Мы были рады вновь увидеть друг друга. По окончании службы в армии он больше месяца путешествовал. Я боялся, что найду его очень изменившимся, однако он лишь приобрел большую уверенность в себе, сохранив в полной мере прежнее свое обаяние. Всю вторую половину дня накануне начала занятий мы провели вместе в Люксембургском саду, и я, не удержавшись, подробно рассказал ему о своей любви, о которой он, впрочем, знал и без того. За прошедший год он приобрел кое-какой опыт в отношениях с женщинами, вследствие чего общался со мной с некоторым самодовольством и высокомерием; я на это, однако, не обижался. Он высмеял меня за то, что я, как он выражался, не смог настоять на своем, и не уставал твердить, что главное — не давать женщине опомниться. Я не возражал ему, но все же думал, что его замечательные советы не годились ни для меня, ни для нее и что он просто показывал, насколько плохо он понял характер наших отношений.
На другой день после нашего приезда я получил такое письмо:
Дорогой Жером!
Я много думала над тем, что ты мне предлагал (что я предлагал!
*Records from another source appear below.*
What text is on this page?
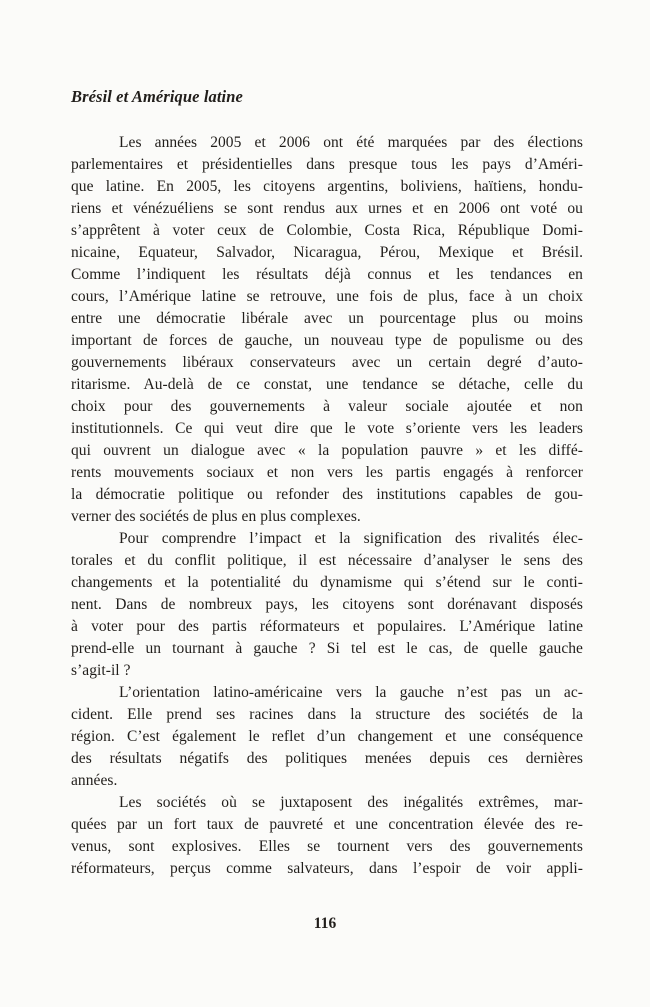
Brésil et Amérique latine
Les années 2005 et 2006 ont été marquées par des élections
parlementaires et présidentielles dans presque tous les pays d’Améri-
que latine. En 2005, les citoyens argentins, boliviens, haïtiens, hondu-
riens et vénézuéliens se sont rendus aux urnes et en 2006 ont voté ou
s’apprêtent à voter ceux de Colombie, Costa Rica, République Domi-
nicaine, Equateur, Salvador, Nicaragua, Pérou, Mexique et Brésil.
Comme l’indiquent les résultats déjà connus et les tendances en
cours, l’Amérique latine se retrouve, une fois de plus, face à un choix
entre une démocratie libérale avec un pourcentage plus ou moins
important de forces de gauche, un nouveau type de populisme ou des
gouvernements libéraux conservateurs avec un certain degré d’auto-
ritarisme. Au-delà de ce constat, une tendance se détache, celle du
choix pour des gouvernements à valeur sociale ajoutée et non
institutionnels. Ce qui veut dire que le vote s’oriente vers les leaders
qui ouvrent un dialogue avec « la population pauvre » et les diffé-
rents mouvements sociaux et non vers les partis engagés à renforcer
la démocratie politique ou refonder des institutions capables de gou-
verner des sociétés de plus en plus complexes.
Pour comprendre l’impact et la signification des rivalités élec-
torales et du conflit politique, il est nécessaire d’analyser le sens des
changements et la potentialité du dynamisme qui s’étend sur le conti-
nent. Dans de nombreux pays, les citoyens sont dorénavant disposés
à voter pour des partis réformateurs et populaires. L’Amérique latine
prend-elle un tournant à gauche ? Si tel est le cas, de quelle gauche
s’agit-il ?
L’orientation latino-américaine vers la gauche n’est pas un ac-
cident. Elle prend ses racines dans la structure des sociétés de la
région. C’est également le reflet d’un changement et une conséquence
des résultats négatifs des politiques menées depuis ces dernières
années.
Les sociétés où se juxtaposent des inégalités extrêmes, mar-
quées par un fort taux de pauvreté et une concentration élevée des re-
venus, sont explosives. Elles se tournent vers des gouvernements
réformateurs, perçus comme salvateurs, dans l’espoir de voir appli-
116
Так говорить о нашей помолвке!). Боюсь, что я слишком немолода для тебя. Вероятно, тебе это пока не так заметно, поскольку ты еще не встречался с другими женщинами, но я думаю о том, как мне придется страдать впоследствии, когда, уже будучи твоей, я увижу, что перестала тебе нравиться. Скорее всего, ты будешь очень возмущаться, читая эти строки: мне кажется, я даже слышу твои возражения — но тем не менее прошу тебя подождать еще, пока ты не станешь немного постарше.
Пойми, я говорю здесь лишь о тебе одном, ибо про себя я знаю точно, что никогда не перестану любить тебя.
Алиса
Перестать друг друга любить! Да разве можно было хотя бы представить себе такое! Мое удивление было даже сильнее огорчения; в полной растерянности, захватив письмо, я помчался к Абелю.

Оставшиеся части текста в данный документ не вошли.